HOLLYWOOD au Théâtre de la Michodière (Paris)
Disons-le franchement : l’affiche est moche, rédhibitoire même. Et pourtant, c’est sans doute l’une des pièces les plus drôles du moment. Imaginez un peu : le mythique producteur hollywoodien David O. Selznick, le réalisateur Victor Fleming et le scénariste Ben Hecht en train de s’écharper sur la réécriture du script d’Autant en emporte le vent, enfermés dans un bureau pendant cinq jours, sans manger ni dormir. Ajoutez à cela l’ambiance typiquement française du théâtre de boulevard et vous voilà projetés dans un univers totalement délirant.
Nous sommes en 1939, dans les studios de MGM à Los Angeles. La première mouture du film, adapté du roman de Margaret Mitchell, ne convainc pas et le tournage a été suspendu. Pour remplacer le réalisateur George Cukor qui vient d’être écarté du projet, Selznick fait appel à Victor Fleming, un cinéaste qui a le vent en poupe grâce à quelques succès comme La Belle de Saïgon et L’Ile au trésor. Côté scénario, le producteur remplace Sidney Howard par Ben Hecht, une autre valeur sûre à qui l’on doit entre autres Les Nuits de Chicago, Scarface et Gunga Din. Seul problème, ce dernier n’a pas lu le livre…

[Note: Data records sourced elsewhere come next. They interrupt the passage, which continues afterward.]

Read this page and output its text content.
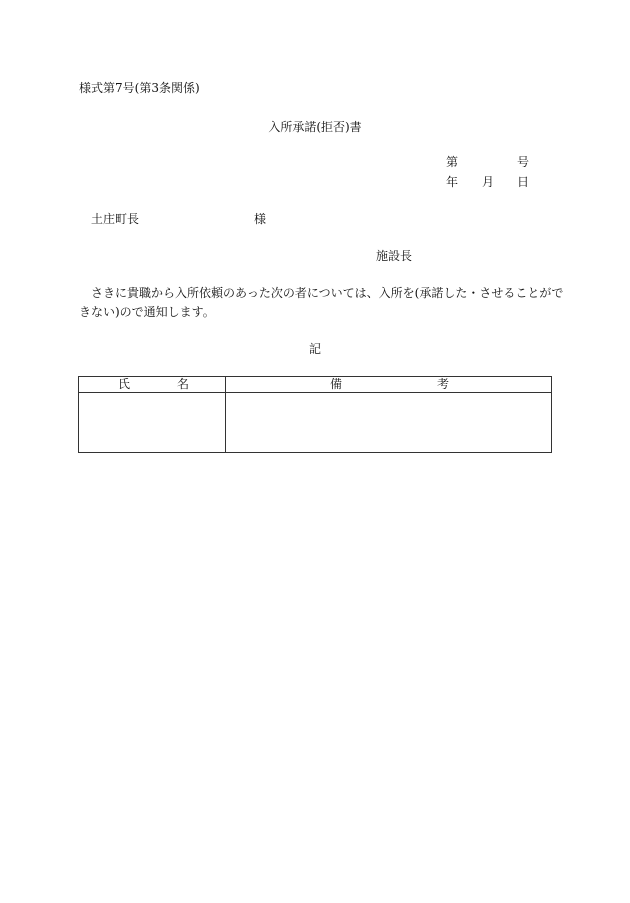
様式第7号(第3条関係)
入所承諾(拒否)書
第	号
年 月 日
土庄町長	様
施設長
さきに貴職から入所依頼のあった次の者については、入所を(承諾した・させることがで
きない)ので通知します。
記
氏 名	備 考
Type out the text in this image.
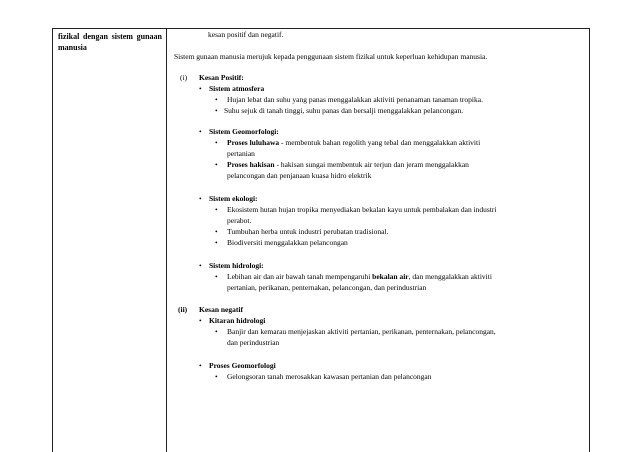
fizikal dengan sistem gunaan manusia
kesan positif dan negatif.
Sistem gunaan manusia merujuk kepada penggunaan sistem fizikal untuk keperluan kehidupan manusia.
(i) Kesan Positif:
• Sistem atmosfera
• Hujan lebat dan suhu yang panas menggalakkan aktiviti penanaman tanaman tropika.
• Suhu sejuk di tanah tinggi, suhu panas dan bersalji menggalakkan pelancongan.
• Sistem Geomorfologi:
• Proses luluhawa - membentuk bahan regolith yang tebal dan menggalakkan aktiviti
pertanian
• Proses hakisan - hakisan sungai membentuk air terjun dan jeram menggalakkan
pelancongan dan penjanaan kuasa hidro elektrik
• Sistem ekologi:
• Ekosistem hutan hujan tropika menyediakan bekalan kayu untuk pembalakan dan industri
perabot.
• Tumbuhan herba untuk industri perubatan tradisional.
• Biodiversiti menggalakkan pelancongan
• Sistem hidrologi:
• Lebihan air dan air bawah tanah mempengaruhi bekalan air, dan menggalakkan aktiviti
pertanian, perikanan, penternakan, pelancongan, dan perindustrian
(ii) Kesan negatif
• Kitaran hidrologi
• Banjir dan kemarau menjejaskan aktiviti pertanian, perikanan, penternakan, pelancongan,
dan perindustrian
• Proses Geomorfologi
• Gelongsoran tanah merosakkan kawasan pertanian dan pelancongan
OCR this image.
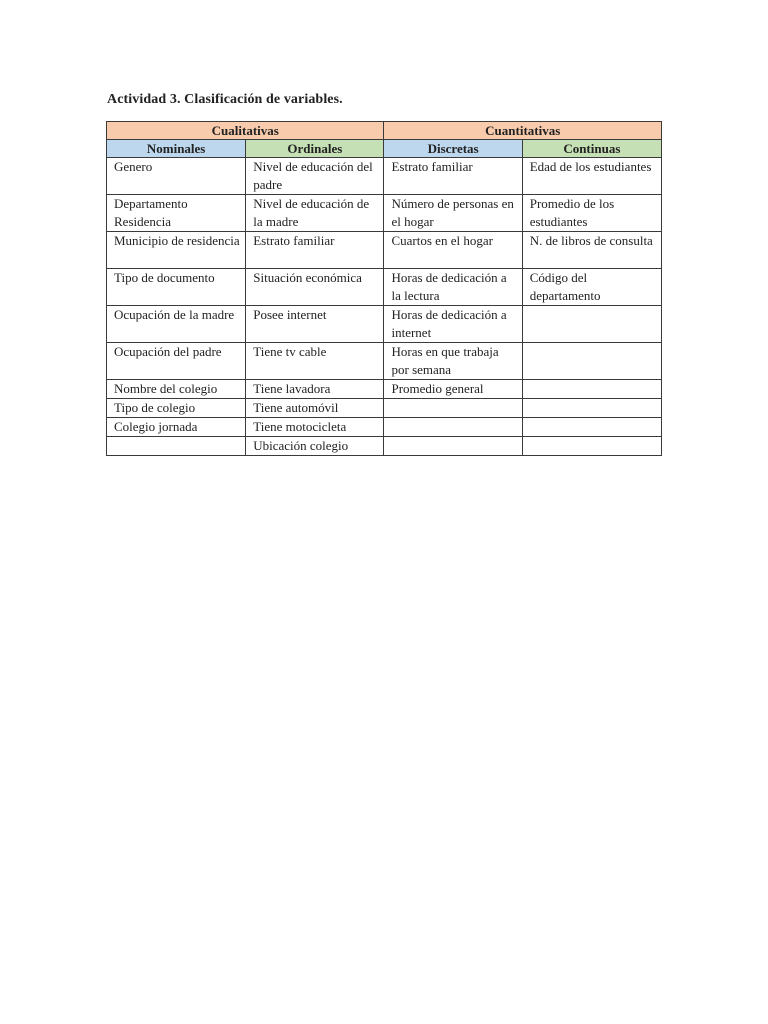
Actividad 3. Clasificación de variables.
Cualitativas		Cuantitativas	
Nominales	Ordinales	Discretas	Continuas
Genero	Nivel de educación del padre	Estrato familiar	Edad de los estudiantes
Departamento Residencia	Nivel de educación de la madre	Número de personas en el hogar	Promedio de los estudiantes
Municipio de residencia	Estrato familiar	Cuartos en el hogar	N. de libros de consulta
Tipo de documento	Situación económica	Horas de dedicación a la lectura	Código del departamento
Ocupación de la madre	Posee internet	Horas de dedicación a internet	
Ocupación del padre	Tiene tv cable	Horas en que trabaja por semana	
Nombre del colegio	Tiene lavadora	Promedio general	
Tipo de colegio	Tiene automóvil		
Colegio jornada	Tiene motocicleta		
	Ubicación colegio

Mise en scène par Daniel Colas, cette pièce de Ron Hutchinson brille autant par son grain de folie que par sa fausse légèreté. A travers trois personnages au caractère bien trempé et à l’égo démesuré, Hollywood porte un regard amusé sur la société du spectacle et démythifie le chef d’œuvre qu’elle est en train de créer. Quand ils ne débattent pas de la lecture raciale du roman, les trois hommes relèvent mièvreries et autres banalités de cette histoire d’amour sur fond de Guerre de Sécession. Si elle décortique avec finesse le processus de création, la pièce n’oublie jamais de poser un regard ironique sur la fabrication du produit cinématographique. Dans ce texte drôle et parfois cynique, la folie hollywoodienne surgit à travers les situations poussées à l’extrême du fait de l’enfermement. Le décor va d’ailleurs vite devenir la victime de ces cerveaux en ébullition. Le trio formé par Thierry Frémont, Emmanuel Patron et Pierre Cassignard (repris actuellement par Abbes Zahmani) est irrésistible, chacun dans sa partie offrant un show mémorable. Véritable hommage burlesque à l’industrie du cinéma, Hollywood est une pièce idéale pour passer une bonne soirée de détente.
HOLLYWOOD, mise en scène de Daniel Colas, au Théâtre de la Michodière jusqu’au 20 avril.